His fingers began to itch to touch her. He curled them into fists at his side.
“Really, you’re bringing that up now?” he asked.
“Well, if you’d just come to see me when I asked you to,” she raised her eyebrows. “We could’ve already talked about it.”
“That’s what you wanted to talk about?”
“No,” she admitted slowly, glancing at the door before sliding her hands off his tie and down his chest, letting them fall along her sides though he got the feeling she wanted to reach out and let them take his. “I wanted to thank you. For looking out for me.”
“It’s my job,” he shrugged, feeling stupid for not accepting whatever invitation she was throwing at him.
He wanted to accept it.
But he couldn’t.
There were rules to these things. Regulations. He couldn’t just go around kissing guests. Right? Dmitri wouldn’t approve, surely.
“Right,” she repeated, eyes not leaving his. “That’s why you kissed me.”
“Would you stop that?”
She smiled then, a cheeky thing that reached her eyes in ways that could stir winds. “No,” she said simply.
There were voices coming down the hallway, so she moved away from him as though she hadn’t just poked at that thing sleeping between them with the sharpest stick. His eyes trailed her, thoughts a blur. He’d better get a hold of himself or excuse himself from the dinner entirely.
He opted to get a hold of himself.
Dmitri, Ilya, and Aleksander entered the room. Aleksander walked up to claim the seat next to Kristina, putting an arm around her shoulders in a half-hug, knocking their heads together. It made her smile. Misha knew Aleksander had arrived back at the house later than Ilya and Dmitri due to some trouble with the car and had spent the few hours leading up to dinner with his half-sister. They seemed closer than he would have expected. He remembered their relationship as good but tenuous back in the day.
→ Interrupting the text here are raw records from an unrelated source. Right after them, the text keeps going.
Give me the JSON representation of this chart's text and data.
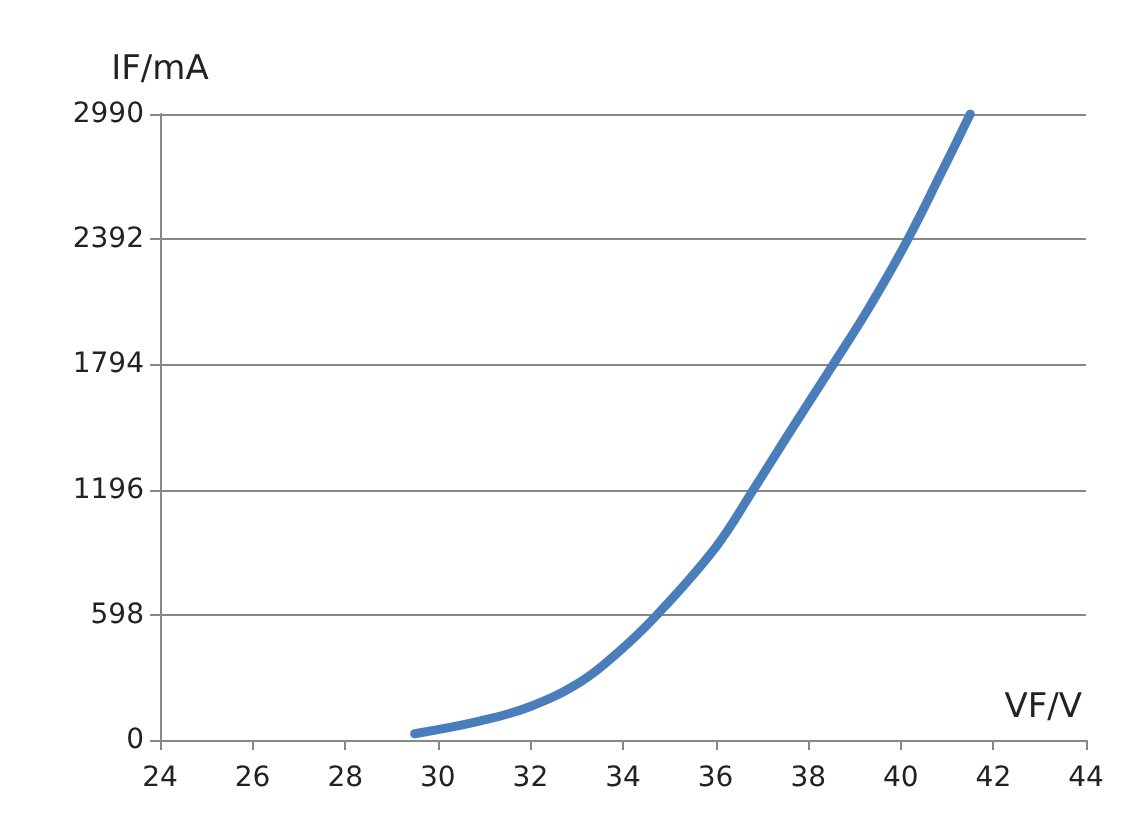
{
  "chart_data": {
    "type": "line",
    "xlabel": "VF/V",
    "ylabel": "IF/mA",
    "xlim": [
      24,
      44
    ],
    "xticks": [
      24,
      26,
      28,
      30,
      32,
      34,
      36,
      38,
      40,
      42,
      44
    ],
    "ylim": [
      0,
      2990
    ],
    "yticks": [
      0,
      598,
      1196,
      1794,
      2392,
      2990
    ],
    "grid": "y",
    "marker": "none",
    "line_style": "solid",
    "series": [
      {
        "color": "#4a7ebb",
        "x": [
          29.5,
          30.9,
          32,
          33.1,
          33.9,
          34.7,
          36,
          36.8,
          37.6,
          38.5,
          39.3,
          40.1,
          40.9,
          41.5
        ],
        "values": [
          30,
          90,
          160,
          280,
          420,
          590,
          920,
          1190,
          1470,
          1780,
          2060,
          2370,
          2720,
          2990
        ]
      }
    ]
  }
}
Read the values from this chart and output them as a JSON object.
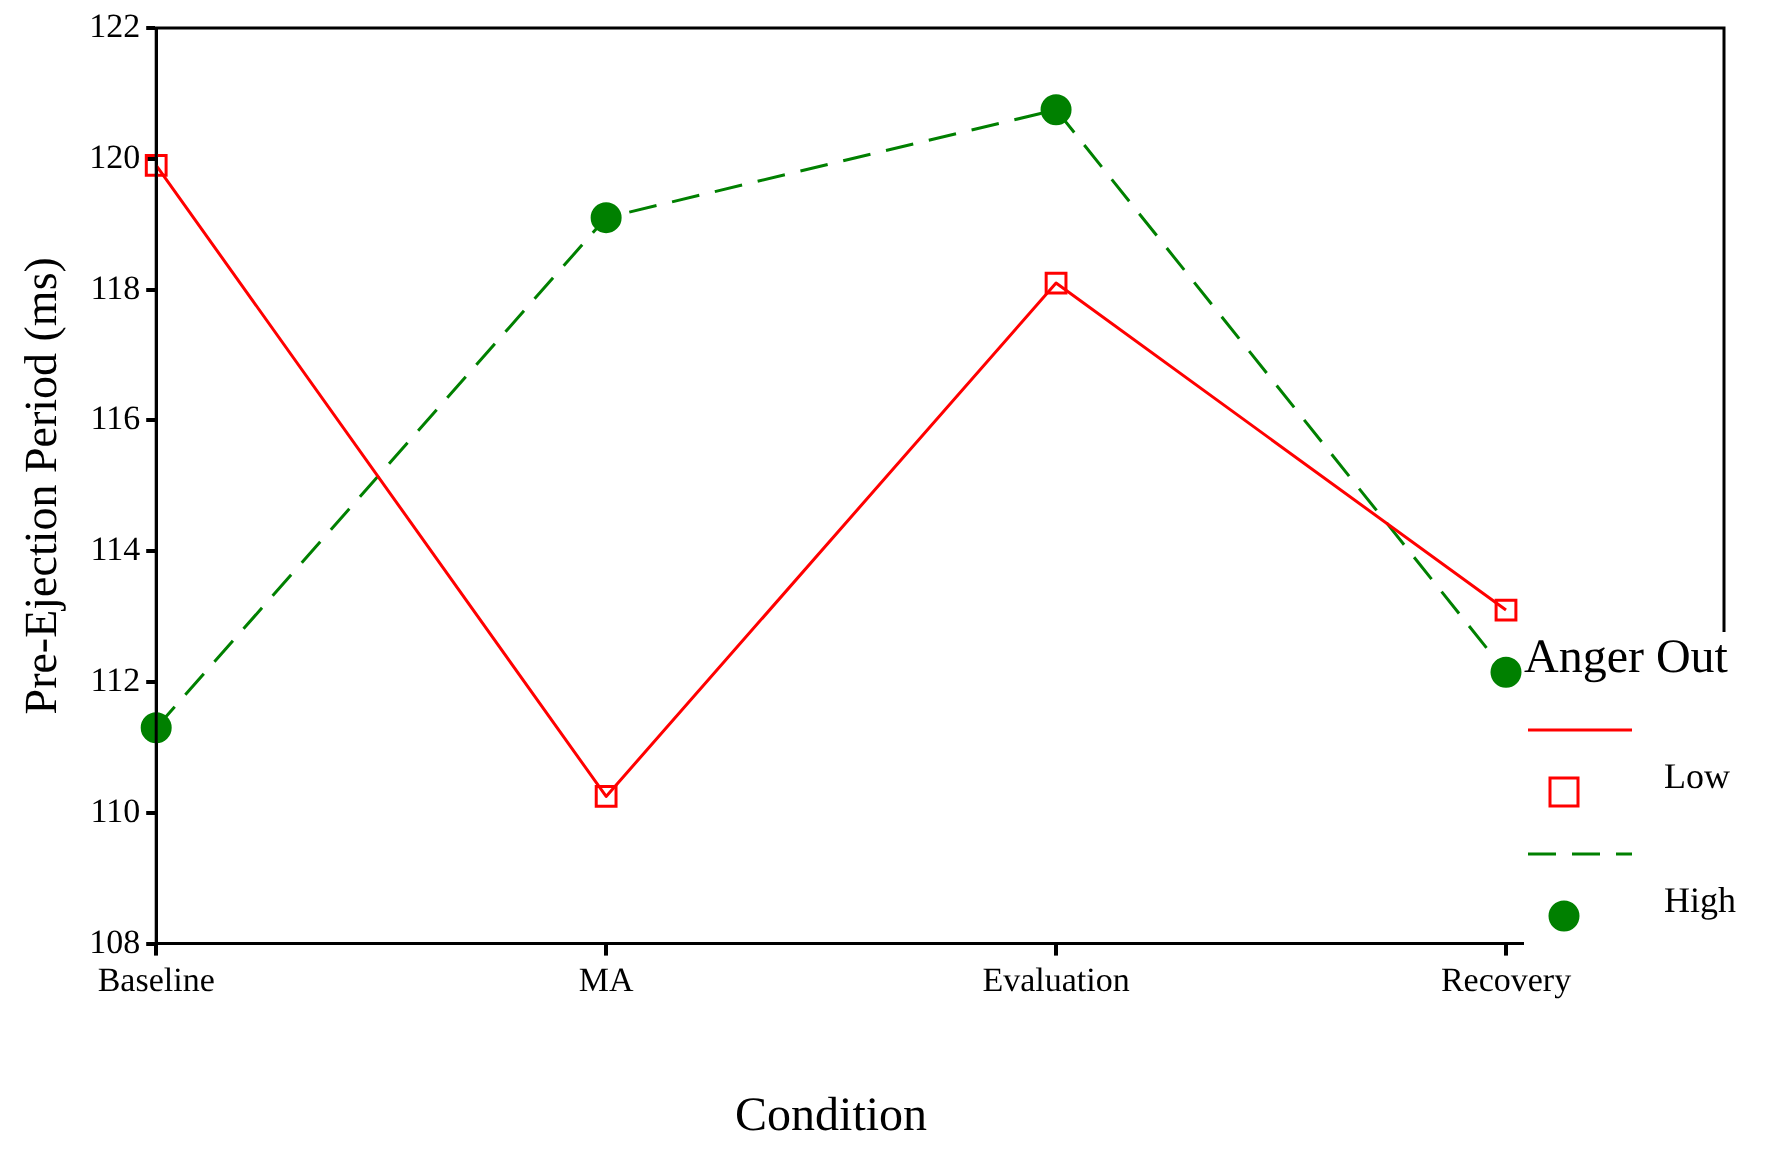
{
  "chart_data": {
    "type": "line",
    "xlabel": "Condition",
    "ylabel": "Pre-Ejection Period (ms)",
    "legend_title": "Anger Out",
    "legend": "right",
    "grid": false,
    "categories": [
      "Baseline",
      "MA",
      "Evaluation",
      "Recovery"
    ],
    "ylim": [
      108,
      122
    ],
    "yticks": [
      108,
      110,
      112,
      114,
      116,
      118,
      120,
      122
    ],
    "series": [
      {
        "name": "Low",
        "color": "#ff0000",
        "marker": "square",
        "line_style": "solid",
        "values": [
          119.9,
          110.25,
          118.1,
          113.1
        ]
      },
      {
        "name": "High",
        "color": "#008000",
        "marker": "circle",
        "line_style": "dashed",
        "values": [
          111.3,
          119.1,
          120.75,
          112.15
        ]
      }
    ]
  }
}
Aleksander had known they were sleeping together, but Misha wondered if he’d ever considered it could be more than that. He was a good friend, but he’d always adhered to the strict hierarchy the life prescribed and had made a point of guarding his status within it. Would he even have approved of the match if Misha had sought Kristina for a mate?
Aleksander had mentioned something about having found someone to form a mating bond with, hadn’t he? Perhaps he was maturing enough to consider relationships forming outside of what one’s status within the fabric of society prescribed.
Misha waited to see where everyone else wanted to sit, being left with the choice between the chair opposite Kristina or the one opposite Aleksander. He chose the one opposite Kristina even though everything in him told him it was a bad idea.
He didn’t want to make eye contact all night so made a point of fixing his gaze on the row of glasses by his plate. He knew which drink went in which glass. Red wine, white wine, aperitif… And the uses for all the different cutlery placed neatly on either side of the plate as well. He’d sat at a table such as this one enough times to be familiar with the basics. That didn’t faze him. What fazed him was the woman who granted him a small smile when their eyes—against his most sincere attempts to avoid it—met across the table.